Capital gains generated through securities trading do not account for a significant portion of your basic income. The rule of thumb: Capital gains should account for less than 50 percent of your net income.
It seems that this rule could be easy to break if one funds FI by selling parts of an ETF portfolio. Does anyone have experience with this rule? Is it rigorously enforced or will the authorities look at someone in such a situation and decide that slowly selling assets isn’t a professional trader, at least in spirit?
Surely this depends on the size of the pot? If one had a pot of 2M CHF a 4% withdrawal rate is 80k CHF/year. Depending on how much additional income one has from dividends etc the capital gains could comprise > 50% income. Or is there something fundamental I’m missing here?
What you’re missing is that the typical dividend yield is 2% per year, and you will pay tax on it. So additional 2% from sales will not be enough to trigger that rule.
No, on the size of dividends. They are about 2% now, if this makes up less than 50% of your yearly income+gains, it would imply you made another 2+% by selling stocks, or over 4% withdrawal in total.
Just one thing as an afterthought: im pretty sure the 4% rule applies to the initial savings at reaching FIRE. So I can imagine that when the markets shrink by 50%, then 4% might not be enough, so you need to sell more.
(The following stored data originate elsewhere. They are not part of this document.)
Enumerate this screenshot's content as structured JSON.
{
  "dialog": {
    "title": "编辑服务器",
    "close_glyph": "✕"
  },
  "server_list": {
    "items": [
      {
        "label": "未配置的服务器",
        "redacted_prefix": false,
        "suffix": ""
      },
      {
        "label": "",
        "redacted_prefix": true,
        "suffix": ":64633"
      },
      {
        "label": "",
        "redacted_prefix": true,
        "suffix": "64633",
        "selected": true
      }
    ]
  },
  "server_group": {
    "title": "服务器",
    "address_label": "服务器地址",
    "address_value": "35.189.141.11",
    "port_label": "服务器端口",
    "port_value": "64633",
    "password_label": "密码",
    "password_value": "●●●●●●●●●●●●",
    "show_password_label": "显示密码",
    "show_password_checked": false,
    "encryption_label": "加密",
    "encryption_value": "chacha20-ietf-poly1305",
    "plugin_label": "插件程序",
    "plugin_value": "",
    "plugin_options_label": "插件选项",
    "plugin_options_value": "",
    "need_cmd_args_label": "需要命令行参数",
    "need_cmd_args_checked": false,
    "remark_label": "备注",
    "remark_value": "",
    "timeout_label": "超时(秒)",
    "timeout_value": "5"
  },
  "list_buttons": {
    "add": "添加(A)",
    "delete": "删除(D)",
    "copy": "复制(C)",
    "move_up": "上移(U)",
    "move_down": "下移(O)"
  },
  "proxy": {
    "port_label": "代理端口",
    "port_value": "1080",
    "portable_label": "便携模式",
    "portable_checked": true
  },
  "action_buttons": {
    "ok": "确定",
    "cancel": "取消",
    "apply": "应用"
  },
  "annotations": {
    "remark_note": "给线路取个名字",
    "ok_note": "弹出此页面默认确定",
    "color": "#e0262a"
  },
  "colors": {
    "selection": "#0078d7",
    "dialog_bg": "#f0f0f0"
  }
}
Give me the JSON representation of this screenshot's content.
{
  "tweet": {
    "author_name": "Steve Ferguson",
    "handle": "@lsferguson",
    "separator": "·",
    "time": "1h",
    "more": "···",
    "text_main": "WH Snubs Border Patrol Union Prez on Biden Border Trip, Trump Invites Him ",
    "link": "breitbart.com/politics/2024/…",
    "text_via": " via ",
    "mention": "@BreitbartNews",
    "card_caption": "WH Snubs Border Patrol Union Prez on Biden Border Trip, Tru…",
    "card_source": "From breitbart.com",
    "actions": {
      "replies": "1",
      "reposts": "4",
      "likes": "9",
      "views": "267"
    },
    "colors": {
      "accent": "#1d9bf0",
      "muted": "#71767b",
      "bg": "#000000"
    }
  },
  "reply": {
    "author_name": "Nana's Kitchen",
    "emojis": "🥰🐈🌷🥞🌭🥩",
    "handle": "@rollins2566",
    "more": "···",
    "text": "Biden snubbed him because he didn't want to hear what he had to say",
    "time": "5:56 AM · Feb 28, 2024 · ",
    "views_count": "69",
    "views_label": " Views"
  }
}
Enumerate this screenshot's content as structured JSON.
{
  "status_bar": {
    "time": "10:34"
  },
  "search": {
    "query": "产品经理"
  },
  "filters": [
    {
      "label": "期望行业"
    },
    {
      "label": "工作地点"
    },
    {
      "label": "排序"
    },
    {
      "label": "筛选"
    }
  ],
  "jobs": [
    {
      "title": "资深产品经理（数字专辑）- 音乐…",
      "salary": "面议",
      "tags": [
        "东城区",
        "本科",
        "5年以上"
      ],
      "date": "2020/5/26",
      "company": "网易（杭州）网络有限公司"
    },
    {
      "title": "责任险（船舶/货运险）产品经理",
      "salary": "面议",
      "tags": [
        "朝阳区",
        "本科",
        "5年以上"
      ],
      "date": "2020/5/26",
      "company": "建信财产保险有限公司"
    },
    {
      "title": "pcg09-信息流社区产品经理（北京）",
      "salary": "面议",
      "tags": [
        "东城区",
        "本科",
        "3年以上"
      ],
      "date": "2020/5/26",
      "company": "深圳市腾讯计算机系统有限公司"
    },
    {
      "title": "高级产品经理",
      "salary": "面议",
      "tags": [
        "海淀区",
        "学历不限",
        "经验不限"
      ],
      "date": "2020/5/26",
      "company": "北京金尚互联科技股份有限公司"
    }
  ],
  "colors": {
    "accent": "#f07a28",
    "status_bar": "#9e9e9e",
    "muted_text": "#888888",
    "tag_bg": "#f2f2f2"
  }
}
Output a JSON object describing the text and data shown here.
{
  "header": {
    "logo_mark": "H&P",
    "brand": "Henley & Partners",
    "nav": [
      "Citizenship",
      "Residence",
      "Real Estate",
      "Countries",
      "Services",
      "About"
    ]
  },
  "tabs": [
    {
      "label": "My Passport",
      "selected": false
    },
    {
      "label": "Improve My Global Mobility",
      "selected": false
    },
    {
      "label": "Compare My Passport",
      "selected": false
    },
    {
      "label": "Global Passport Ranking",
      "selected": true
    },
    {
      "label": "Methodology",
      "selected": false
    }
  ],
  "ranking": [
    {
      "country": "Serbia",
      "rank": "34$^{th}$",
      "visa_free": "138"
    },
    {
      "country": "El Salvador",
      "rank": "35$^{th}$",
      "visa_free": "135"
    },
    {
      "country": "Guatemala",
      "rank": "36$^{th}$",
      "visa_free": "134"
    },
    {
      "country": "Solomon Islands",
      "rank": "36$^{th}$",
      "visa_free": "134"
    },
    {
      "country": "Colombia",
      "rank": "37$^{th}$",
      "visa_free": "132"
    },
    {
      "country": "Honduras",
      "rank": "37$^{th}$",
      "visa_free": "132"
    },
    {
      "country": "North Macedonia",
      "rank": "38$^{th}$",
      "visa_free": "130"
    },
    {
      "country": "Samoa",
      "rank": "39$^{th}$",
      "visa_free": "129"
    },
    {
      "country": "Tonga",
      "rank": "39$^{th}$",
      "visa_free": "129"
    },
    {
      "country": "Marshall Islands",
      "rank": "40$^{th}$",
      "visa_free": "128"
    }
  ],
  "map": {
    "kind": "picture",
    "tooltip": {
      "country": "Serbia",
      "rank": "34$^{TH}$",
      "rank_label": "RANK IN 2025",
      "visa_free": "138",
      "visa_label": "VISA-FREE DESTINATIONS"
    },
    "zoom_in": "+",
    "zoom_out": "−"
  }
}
Otherwise i could tell you that each year you can withdraw 99% of what you have left, and youre mathematically guaranteed never to run out of money
In comparaison to other countries, Swiss tax laws can be interpreted. Depending of the case, canton, tax office employee, a closed/similar situation could result of two different treatments.
Based on the custom until now, the likelyhood that a retire only selling ETF on a regular basis (non linked to the market condition) would be considered as a pro trader is low. If you have a legal insurance, you can always dispute the tax administration decision in court.
Hey everyone! New member, long-term lurker (registered to ask exactly about this, smart forum function guided me here before posting…)
Regarding the question if somebody who is retired might face professional trader tax status and therefore be taxed on capital gains: I also read the relevant guidelines (Kreisschreiben 36) as such that living off your principal is an indication, but in no way would trigger that tax status.
Does anyone have any practical first/second-hand experience on this? Has anyone ever heard details of any professional trader ruling at all? Seems to be extremely rare to find anyone with that status in general…
Hey!
In the last 6 months I’ve been consistently buying Vanguard ETFs. Initially I started with VT and then, after reading more, I figured I might be better off with VTI + VXUS, so I started buying VTI. Now I think I should get rid of the VT I have and switch to VTI + VXUS.
I read somewhere that you can be classified as a professional trader if you buy and sell the same stock in less than 6 months. That can’t happen if I sell the VT I bought in the last few months and buy VTI + VXUS instead, right?
I’m sure you can buy and sell some stock without getting classified as a pro trader. Otherwise everyone who maybe played around with their ebanking would be…
The reasonable criterium is if you could permanently live from your shortterm stock speculations, without any other income.
Just do it. Adjusting one’s investment strategy once in a while (even if last purchases were only recently) falls short of being a methodical approach that a professional investor would adopt.
Had same concern here. I was thinking about selling a big line but I bought it 2 months ago and I fear it can conduce to categorize me as a professionnel.
It’s hard being an active stock picker with this law, keep your stock 6 months when there is bad news or bad result could pretty unproductive.
I hope administration can’t consider you as a professionnel and tax all your gains when you are a early retiree and live only on your gains.
Let’s suppose you are extremely lucky (and clever for finding the right stocks ) and your net win is +2M CHF after 10years. If you didnt close your position all this 10years long, closing it would mean it’s your only income. The law is pretty fuzzy.
There are more criteria involved than just the length of time which you hold securities for i.e. how often you do this, the amounts involved, the capital gains achieved, whether you invested your own money or other people’s money, and others. Holding for shorter periods occassionally shouldn’t trigger an audit unless the capital gain is substantial.
Each tax office decides themselves when to classify someone as a pro trader. On a federal level there is a guidelines with 5 criteria that if you violate none of them you will never be classified as a pro trader. Those are:
You hold securities for at least 6 months before you sell them.
The transaction volume of all of your securities trades combined (total spent on purchases and total earned on sales) is not higher than 5 times the total value of your securities at the start of a tax year.
Capital gains generated through securities trading do not account for a significant portion of your basic income. The rule of thumb: Capital gains should account for less than 50 percent of your net income.
You use your own assets to finance the purchase of securities. Or: Taxable returns like interest and dividends are higher than interest owed on loans.
If you invest using derivatives – and options in particular – these can only be used to hedge your own securities.
But it’s not a black and white thing. No sane tax office will categorize you as a professional trader for violating 1 or 2 of those criteria in a single year. I know people that have already fired and violate multiple of those criteria each year and are NOT classified as professional traders. It all comes down to your tax office and the one making the decision.